As mentioned in the space prep above, you want enough room for movement. You’re also going to want it to feel welcoming and relaxing. If you’re fortunate enough to have a room dedicated to your yoga, you can paint and design it as you see fit. However, my guess is you’re taking up a corner of the living room or space in the bedroom to do your workouts. If that’s the case, read on to see how you can add comfort and style.

Adding Comfort & Style

Whether you have a room or just the corner of one, it’s important to be able to get into the ‘zone’ when it comes time for yoga or your workout. By adding a big cushion or two, an area rug (if you have hard flooring), an essential oil diffuser (or candles), and a folding screen (especially for shared spaces) you can create a welcoming space. Add a sound machine or turn on your music of choice, and get your yoga (or workout) on.

Although my new house is spacious, I have chosen to set up my space in my bedroom. The master suite is 16′ X 19.5′ so I have plenty of room for my bed, dressers, and workout area. Plus, if I have company coming over I don’t need to put anything away; just close the door. I also chose my bedroom as it is one of the warmer rooms in the house, especially now that winter is here.

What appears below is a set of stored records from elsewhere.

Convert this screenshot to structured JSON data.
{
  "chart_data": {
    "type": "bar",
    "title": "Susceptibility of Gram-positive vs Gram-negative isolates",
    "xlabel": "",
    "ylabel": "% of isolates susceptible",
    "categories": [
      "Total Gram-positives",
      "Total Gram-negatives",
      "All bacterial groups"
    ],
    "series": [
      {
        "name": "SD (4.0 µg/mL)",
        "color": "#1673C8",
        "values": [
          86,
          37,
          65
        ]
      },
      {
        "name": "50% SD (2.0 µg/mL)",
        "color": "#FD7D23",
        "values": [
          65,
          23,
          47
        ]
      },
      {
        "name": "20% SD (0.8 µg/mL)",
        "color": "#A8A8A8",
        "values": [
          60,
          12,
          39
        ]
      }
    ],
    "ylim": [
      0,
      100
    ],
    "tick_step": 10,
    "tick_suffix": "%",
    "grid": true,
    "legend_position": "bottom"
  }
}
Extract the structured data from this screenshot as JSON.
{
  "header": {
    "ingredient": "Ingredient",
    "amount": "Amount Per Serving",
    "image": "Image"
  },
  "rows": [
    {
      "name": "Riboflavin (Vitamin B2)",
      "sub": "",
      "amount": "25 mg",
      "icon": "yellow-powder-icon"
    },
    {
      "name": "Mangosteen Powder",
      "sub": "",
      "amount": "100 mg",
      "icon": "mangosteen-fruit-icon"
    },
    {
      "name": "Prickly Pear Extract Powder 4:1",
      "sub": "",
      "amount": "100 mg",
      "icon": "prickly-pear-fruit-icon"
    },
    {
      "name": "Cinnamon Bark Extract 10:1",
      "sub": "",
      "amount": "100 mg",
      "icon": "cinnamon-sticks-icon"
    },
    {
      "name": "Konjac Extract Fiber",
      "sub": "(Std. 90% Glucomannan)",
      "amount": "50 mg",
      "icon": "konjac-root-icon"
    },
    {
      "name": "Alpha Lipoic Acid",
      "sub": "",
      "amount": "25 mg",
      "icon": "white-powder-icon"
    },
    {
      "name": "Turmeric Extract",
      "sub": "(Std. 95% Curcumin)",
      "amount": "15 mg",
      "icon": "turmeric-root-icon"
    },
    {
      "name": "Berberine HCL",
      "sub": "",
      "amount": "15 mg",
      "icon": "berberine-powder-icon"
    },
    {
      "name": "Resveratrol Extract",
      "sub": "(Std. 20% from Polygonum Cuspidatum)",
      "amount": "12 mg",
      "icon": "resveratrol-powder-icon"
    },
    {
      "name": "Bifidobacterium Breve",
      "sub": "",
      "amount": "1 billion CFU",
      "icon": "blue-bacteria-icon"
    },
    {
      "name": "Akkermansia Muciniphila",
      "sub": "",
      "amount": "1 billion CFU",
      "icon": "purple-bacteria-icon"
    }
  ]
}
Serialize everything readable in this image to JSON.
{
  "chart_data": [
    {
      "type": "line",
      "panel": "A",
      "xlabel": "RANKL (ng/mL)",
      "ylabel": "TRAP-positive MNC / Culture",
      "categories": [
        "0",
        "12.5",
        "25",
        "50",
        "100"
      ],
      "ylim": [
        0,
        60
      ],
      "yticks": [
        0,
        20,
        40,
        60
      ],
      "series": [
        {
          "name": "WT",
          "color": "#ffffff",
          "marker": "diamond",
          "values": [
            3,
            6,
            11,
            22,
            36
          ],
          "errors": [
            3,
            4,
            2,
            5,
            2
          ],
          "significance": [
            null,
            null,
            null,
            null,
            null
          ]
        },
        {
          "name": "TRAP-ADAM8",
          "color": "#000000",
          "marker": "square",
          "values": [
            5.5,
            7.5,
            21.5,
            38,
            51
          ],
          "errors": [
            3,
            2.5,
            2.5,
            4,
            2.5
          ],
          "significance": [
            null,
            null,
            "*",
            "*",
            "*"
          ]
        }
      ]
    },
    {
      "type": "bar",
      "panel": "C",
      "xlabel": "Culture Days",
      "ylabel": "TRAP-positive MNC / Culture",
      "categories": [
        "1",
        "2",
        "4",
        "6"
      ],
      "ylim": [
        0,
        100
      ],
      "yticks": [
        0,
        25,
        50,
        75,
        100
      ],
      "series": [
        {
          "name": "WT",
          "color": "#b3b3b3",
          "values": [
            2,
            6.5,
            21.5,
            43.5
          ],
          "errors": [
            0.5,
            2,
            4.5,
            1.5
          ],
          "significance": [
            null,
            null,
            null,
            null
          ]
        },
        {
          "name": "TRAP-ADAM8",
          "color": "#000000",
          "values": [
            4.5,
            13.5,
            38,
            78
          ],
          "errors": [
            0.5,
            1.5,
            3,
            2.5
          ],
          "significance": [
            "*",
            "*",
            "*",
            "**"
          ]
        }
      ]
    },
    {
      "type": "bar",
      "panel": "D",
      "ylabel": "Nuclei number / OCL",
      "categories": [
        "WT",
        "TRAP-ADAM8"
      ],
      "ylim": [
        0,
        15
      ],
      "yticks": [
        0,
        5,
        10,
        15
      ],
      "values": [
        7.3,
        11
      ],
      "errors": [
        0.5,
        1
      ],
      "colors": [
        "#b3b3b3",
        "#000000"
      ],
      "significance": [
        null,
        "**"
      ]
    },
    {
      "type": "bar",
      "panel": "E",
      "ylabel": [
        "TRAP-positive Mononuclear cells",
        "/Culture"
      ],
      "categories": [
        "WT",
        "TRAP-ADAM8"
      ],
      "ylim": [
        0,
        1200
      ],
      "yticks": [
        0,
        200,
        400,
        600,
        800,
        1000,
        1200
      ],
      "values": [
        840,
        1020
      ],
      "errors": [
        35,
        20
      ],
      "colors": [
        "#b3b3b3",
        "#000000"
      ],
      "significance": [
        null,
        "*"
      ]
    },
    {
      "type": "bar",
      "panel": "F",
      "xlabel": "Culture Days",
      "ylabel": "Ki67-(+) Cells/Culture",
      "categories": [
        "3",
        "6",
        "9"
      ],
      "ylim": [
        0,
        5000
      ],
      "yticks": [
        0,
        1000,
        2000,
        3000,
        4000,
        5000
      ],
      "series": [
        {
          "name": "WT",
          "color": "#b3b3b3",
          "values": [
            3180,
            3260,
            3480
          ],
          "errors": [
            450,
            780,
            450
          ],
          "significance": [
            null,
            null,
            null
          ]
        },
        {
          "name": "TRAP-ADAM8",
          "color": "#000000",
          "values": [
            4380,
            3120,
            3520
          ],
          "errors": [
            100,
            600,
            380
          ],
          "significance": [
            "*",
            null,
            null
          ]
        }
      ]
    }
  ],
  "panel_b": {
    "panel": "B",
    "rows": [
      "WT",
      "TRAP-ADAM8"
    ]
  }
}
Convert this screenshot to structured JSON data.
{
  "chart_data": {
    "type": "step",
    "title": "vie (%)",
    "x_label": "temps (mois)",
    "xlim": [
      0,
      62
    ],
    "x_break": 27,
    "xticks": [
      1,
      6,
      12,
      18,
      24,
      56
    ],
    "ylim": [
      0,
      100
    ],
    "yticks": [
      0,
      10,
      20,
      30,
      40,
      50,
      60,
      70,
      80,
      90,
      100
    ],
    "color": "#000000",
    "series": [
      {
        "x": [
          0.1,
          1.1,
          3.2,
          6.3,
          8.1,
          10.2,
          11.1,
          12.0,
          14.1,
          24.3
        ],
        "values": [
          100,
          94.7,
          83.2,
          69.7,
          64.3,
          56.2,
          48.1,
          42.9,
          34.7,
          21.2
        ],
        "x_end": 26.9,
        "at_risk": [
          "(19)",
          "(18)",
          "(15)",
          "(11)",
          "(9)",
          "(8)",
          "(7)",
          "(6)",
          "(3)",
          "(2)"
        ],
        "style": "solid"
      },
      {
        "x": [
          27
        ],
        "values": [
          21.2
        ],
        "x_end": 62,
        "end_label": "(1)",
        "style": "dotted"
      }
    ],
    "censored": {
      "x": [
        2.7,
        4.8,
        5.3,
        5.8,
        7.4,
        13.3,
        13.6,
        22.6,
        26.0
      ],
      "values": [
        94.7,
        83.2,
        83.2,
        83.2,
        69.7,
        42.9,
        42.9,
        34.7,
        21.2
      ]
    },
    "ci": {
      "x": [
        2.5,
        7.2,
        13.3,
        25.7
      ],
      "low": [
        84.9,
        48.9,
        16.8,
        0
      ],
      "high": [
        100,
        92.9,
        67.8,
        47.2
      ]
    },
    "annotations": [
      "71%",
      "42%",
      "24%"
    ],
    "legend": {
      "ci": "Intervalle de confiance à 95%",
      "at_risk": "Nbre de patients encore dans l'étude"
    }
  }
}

Cleaning & Maintenance Tips

When it comes to cleaning your workout space, you don’t need to do anything aside from regular washing/vacuuming of floors, giving your mat a wipedown at least weekly (and more often if you’re getting your sweat on), and wiping down your blocks and other equipment. If it’s just you using it, a simple solution of vinegar and water or a mild cleaner is sufficient. You could use a sanitizing spray, but soap and water is fine.

If you’re sharing the space with others in your household, keep mats rolled up and tucked away. Using a laundry basket or hamper is ideal to keep your mat and equipment in so you and others aren’t tripping over it whenever you turn around. Just a word of advice: if you have cats put your mat in a bag of some sort to protect it. They love using yoga mats as scratching posts. (My cats now live outside, but when they were little they chose my yoga mat over the cat tree they were supposed to be using. And as I was taking the picture for this post, I realized my block has also seen some of their wrath.)

Wrapping it Up

Beginning yoga is one of the easiest things to do, and least costly. Having a designated space is nice, but the middle of your living room will work just as well. Get out your mat, blocks (or rolled towels), and music…and get your yoga on.

I’ll be going into detail on poses within the next couple of posts, but if you’re ready to start now there are plenty of videos on YouTube. (I’ll be linking to my own videos as I record them.)